Élections invalides à Pessamit

BAIE-COMEAU — Dans un jugement rendu jeudi, la Cour fédérale a invalidé les dernières élections du conseil de bande de Pessamit, sur la Côte-Nord. Le tribunal a statué que ces élections ont été tenues sous l’égide d’un code électoral qui s’avère invalide et elles doivent donc être reprises. Les principaux intéressés, les élus de Pessamit, portent toutefois cette décision en appel.

Selon la décision de la juge Martine St-Louis, le code électoral de 2015 est invalide puisqu’il ne respectait pas les procédures de modifications prévues au code électoral de 1994, qui du coup revient en vigueur. La principale modification était à l’effet que la durée du mandat des élus passait de deux à quatre ans.
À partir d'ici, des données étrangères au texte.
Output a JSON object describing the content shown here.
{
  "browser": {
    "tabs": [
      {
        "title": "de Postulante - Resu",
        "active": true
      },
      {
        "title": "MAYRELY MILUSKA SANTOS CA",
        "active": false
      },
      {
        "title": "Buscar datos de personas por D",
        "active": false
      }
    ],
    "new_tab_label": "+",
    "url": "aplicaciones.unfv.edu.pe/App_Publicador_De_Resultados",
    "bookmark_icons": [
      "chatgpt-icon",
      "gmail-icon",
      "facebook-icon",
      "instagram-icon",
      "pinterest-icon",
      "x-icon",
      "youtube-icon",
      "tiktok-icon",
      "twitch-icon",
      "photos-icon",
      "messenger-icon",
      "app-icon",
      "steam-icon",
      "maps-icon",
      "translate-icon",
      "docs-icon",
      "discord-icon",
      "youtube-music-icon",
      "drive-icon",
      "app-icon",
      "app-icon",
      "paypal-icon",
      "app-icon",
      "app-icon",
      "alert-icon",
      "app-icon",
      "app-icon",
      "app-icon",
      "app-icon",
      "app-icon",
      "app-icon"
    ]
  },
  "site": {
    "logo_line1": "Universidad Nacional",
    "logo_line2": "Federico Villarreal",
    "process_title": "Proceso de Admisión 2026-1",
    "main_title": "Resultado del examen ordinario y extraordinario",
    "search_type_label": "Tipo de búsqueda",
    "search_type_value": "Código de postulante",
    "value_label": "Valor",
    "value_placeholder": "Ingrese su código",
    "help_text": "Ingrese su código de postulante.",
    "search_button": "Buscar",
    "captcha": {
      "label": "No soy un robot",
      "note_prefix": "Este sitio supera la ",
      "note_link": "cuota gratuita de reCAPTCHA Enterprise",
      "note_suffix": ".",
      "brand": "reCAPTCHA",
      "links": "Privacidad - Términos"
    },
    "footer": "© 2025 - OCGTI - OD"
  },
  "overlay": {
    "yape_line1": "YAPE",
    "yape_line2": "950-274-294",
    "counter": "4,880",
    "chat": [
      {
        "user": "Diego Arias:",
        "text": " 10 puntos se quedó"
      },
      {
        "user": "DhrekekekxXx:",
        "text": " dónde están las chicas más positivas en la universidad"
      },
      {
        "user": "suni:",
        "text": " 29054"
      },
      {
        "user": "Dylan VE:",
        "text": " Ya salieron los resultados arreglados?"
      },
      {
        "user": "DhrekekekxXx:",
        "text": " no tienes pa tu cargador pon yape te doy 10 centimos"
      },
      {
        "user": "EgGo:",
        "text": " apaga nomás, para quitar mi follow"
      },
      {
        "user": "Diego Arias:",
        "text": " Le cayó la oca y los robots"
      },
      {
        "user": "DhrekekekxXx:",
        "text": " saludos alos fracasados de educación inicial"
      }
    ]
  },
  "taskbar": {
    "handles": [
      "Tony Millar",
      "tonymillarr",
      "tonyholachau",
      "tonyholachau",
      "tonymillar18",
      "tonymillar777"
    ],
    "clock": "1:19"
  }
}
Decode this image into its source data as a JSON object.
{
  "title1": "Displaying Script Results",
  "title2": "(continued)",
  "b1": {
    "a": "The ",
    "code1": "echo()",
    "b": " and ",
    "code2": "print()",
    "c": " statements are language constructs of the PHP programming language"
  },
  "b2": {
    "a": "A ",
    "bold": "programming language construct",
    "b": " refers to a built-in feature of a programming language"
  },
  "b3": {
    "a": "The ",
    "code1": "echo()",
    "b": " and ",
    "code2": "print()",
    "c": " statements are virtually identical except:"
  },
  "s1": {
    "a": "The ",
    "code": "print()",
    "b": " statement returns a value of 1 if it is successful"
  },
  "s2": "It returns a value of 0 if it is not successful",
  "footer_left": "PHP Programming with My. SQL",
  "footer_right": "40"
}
Les élections du 17 août 2016, qui avaient permis de reporter le chef René Simon au pouvoir, sont aussi déclarées invalides. Toutefois, le chef Simon et les conseillers continueront normalement de gérer les affaires de la communauté innue jusqu’au prochain scrutin, fixé pour le ou vers le
17 août 2018.

Le requérant, Jérôme Bacon St-Onge, se réjouissait évidemment de la décision. «Ce n’est pas une vengeance ou une tentative de destitution, c’est seulement pour qu’il y ait respect des règles «, a lancé le candidat battu par une quinzaine de voix à un poste de conseiller au dernier scrutin. Incidemment, M. Bacon St-Onge est également l’ex-chef de police de Pessamit, un poste qu’il a quitté en 2014 après une entente confidentielle avec le conseil de bande.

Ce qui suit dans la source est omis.